Molycorp (MCP) has been undoubtedly one of the most disappointing growth stocks of the past year. Shares have declined about 60% in the past 12 months, and now sit at a 52 week low of $19.50 per share. Despite a horrific chart, and very little momentum, I believe Molycorp presents an excellent long term investment opportunity at current prices.
For a moment, let's forget the charts and the stigma surrounding Molycorp's broken growth stock image. What are we left with? A basic materials company that has continued to establish itself in a booming field, despite numerous macro headwinds.
Below is an excellent chart of the global rare earth picture, published a few days ago by the Resource Investor.
Ten years ago China was consuming 25% of global rare earth output, now that number has skyrocketed to 65%. The Resource Investor is projecting Chinese consumption to keep growing above 10% annually, which would mean that China would become a rare earth importer by 2014 or 2015. This is huge news for Molycorp who in the past has seen China as a huge roadblock to maintaining high rare earth prices, and not over inflating supply. If China does shift from being an exporter of rare earths to becoming an importer, prices could spike.
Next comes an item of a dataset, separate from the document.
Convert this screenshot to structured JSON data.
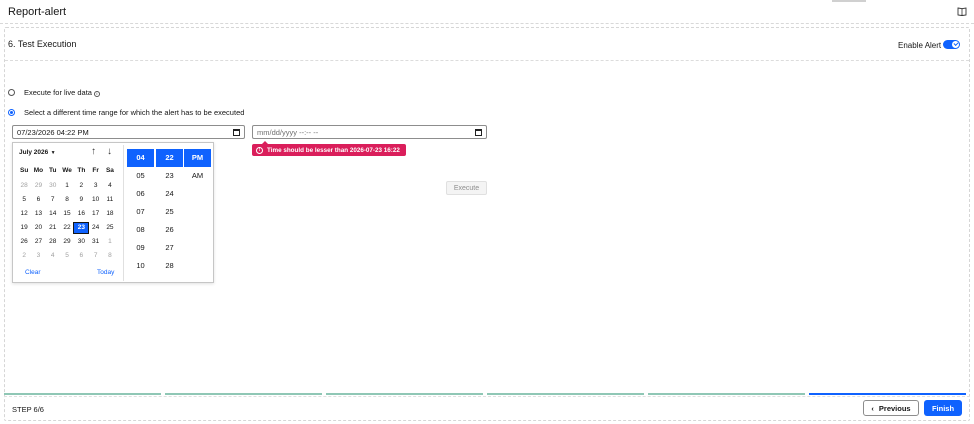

Molycorp has positioned itself phenomenally to take advantage of increasing Chinese demand, which now seems almost inevitable. As you can see in the chart below (from Molycorp's 2012 investor presentation) Molycorp's output is set to increase over 500% from the beginning of 2012 to mid-2013.
(click to enlarge)
The recent drop in Molycorp shares can be attributed to stalling rare earth prices, which had been soaring in previous years. The global economic slowdown we've seen in 2012 has no doubt had a big effect on this. But these headwinds seem temporary. The demand for RE's comes from products such as hybrid cars, flourescent lamps and cell phones, which aren't going anywhere.
As these technologies become more prevalent, and countries like China continue to see increasing demand for rare earths, the future looks bright for Molycorp.
In 2011 Molycorp's output was 3,516 metric tons, and it was able to post revenue of $397 million and EPS of $1.70. Total output for 2013 is shaping up to be 20,000-30,000 metric tons (40,000 annually by the end of 2013). That's a 10 fold production increase in under 2 years.
But, the story gets better. The majority of Molycorp's rare earth production will result in the output of Lanthanum and Cerium. These are some of the most coveted rare earths on the market. Each Toyota (TM) Prius has over 10 lbs of Lanthanum. Rising demand for hybrid cars seems all but assured as the use of electricity (to power cars) and more efficient technologies come into play.
Even with increasing production, the x factor here is a global recession. 2012 was a much worse than anticipated year for rare earth prices due to lower demand. If a Europe disaster unfolds and China feels the effects (and as a result lowers rare earth demand) prices could continue to slide. Although Molycorp still has a cushion of safety with gross margins above 30%, that cushion is getting smaller.
Molycorp's acquisition of Neo Materials will prove to be a very strategic move, that is if rare earth prices reverse their downward trend. If not, it will prove to be a massive investment into a business with declining margins. If this scenario unfolds EPS estimates for Molycorp will fall (as they did in 2011), and its valuation will not be as attractive.
With Molycorp leading the field in rare earth production, and poised to directly benefit from China becoming a net importer, shares present a good risk/reward balance at $19.50 per share. Analysts are currently forecasting 2013 EPS of $3.11 per share (assuming stabilized rare earth prices), which means Molycorp is trading at just 6.3x forward earnings. This presents a very solid entry point for investors looking to gain long term exposure to the rare earth market.
Although there is significant risk in this play because of macro issues that may drive rare earth prices even lower in the next year or two, the long term picture is still intact for Molycorp. Estimates are much lower than they were a year ago, and rough patch in the rare earth market seems to have been priced into shares.